This 10 August 2018 photo (made with a macro lens like all photos in this blog post) shows flat sea holly. Its scientific name is Eryngium planum.
Complete name: Eryngium planum L. The L. stands for Carolus Linnaeus, the founder of systematic biology. Linnaeus published that scientific name, which is still valid, in his 1753 book Species Plantarum.
However, Linnaeus must have known this species years before publishing its scientific name in Species Plantarum.
Where did he first see it? Very probably, at about the same place were this flat sea holly was photographed. It is in the Clusius garden in the botanical garden of Leiden in the Netherlands. The Clusius garden is a reconstruction with the original traditional medicinal plant species at the original spot, where botanist Carolus Clusius founded the Leiden Hortus Botanicus in 1590. Then, the garden was still small. In Linnaeus’ eighteenth century, the garden had already expanded a bit, but Clusius’ medicinal plants were still present. Linnaeus visited the Hortus Botanicus regularly in 1735-1737, and there he probably got his first ideas for naming Eryngium planum and other species.
Already, before we were in the Clusius garden, near the Hortus entrance, we had seen another plant species originally named by Linnaeus in 1753: Yucca aloifolia, the aloe yucca. The photo does not show the plant itself, but its reflection in water.
Next to it along the water was another plant: Dasylirion glaucophyllum.

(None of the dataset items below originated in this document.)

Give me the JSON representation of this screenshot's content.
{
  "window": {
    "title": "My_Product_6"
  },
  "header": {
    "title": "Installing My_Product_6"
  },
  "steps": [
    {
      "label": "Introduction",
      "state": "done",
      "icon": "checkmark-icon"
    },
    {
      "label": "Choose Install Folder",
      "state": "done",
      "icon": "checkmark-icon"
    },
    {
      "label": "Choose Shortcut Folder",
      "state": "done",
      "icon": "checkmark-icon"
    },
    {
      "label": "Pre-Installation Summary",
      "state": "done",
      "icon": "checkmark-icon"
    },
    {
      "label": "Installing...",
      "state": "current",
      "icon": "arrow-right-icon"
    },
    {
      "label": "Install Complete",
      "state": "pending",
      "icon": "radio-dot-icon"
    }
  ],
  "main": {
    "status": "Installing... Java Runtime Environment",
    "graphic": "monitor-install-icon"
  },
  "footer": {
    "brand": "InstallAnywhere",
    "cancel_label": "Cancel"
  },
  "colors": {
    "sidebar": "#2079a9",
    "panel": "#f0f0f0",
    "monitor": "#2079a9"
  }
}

That species was not named by Linnaeus; but by William Jackson Hooker (1785-1865), director of the Royal Botanic Gardens, Kew in England. Like the aloe yucca photo, this photo does not show the plant itself, but its reflection in water with much duckweed.
We continued. Close to the eighteenth century orangery building this beautiful red flower.
Lesser black-backed gulls flying overhead. A ring-necked parakeet calling.
Next, these flowers, Agapanthus; meaning ‘love flower’ in Greek. Known in English as ‘lily of the Nile’, though they are not lilies, and are from South Africa where the river Nile does not flow.
Agapanthus likes hot weather; it got plenty of that in the 2018 summer in the Netherlands. It hates dry weather, also plentiful in the 2018 summer; however, the botanical garden people water it regularly.
A male blackbird not far from the Japanese garden part of the botanical garden.
Along the canal, many dahlias flowering.
We continued to the Chinese herbal garden part. Sacred lotus flowering in a small pond.
There were not just sacred lotus flowers, but buds as well.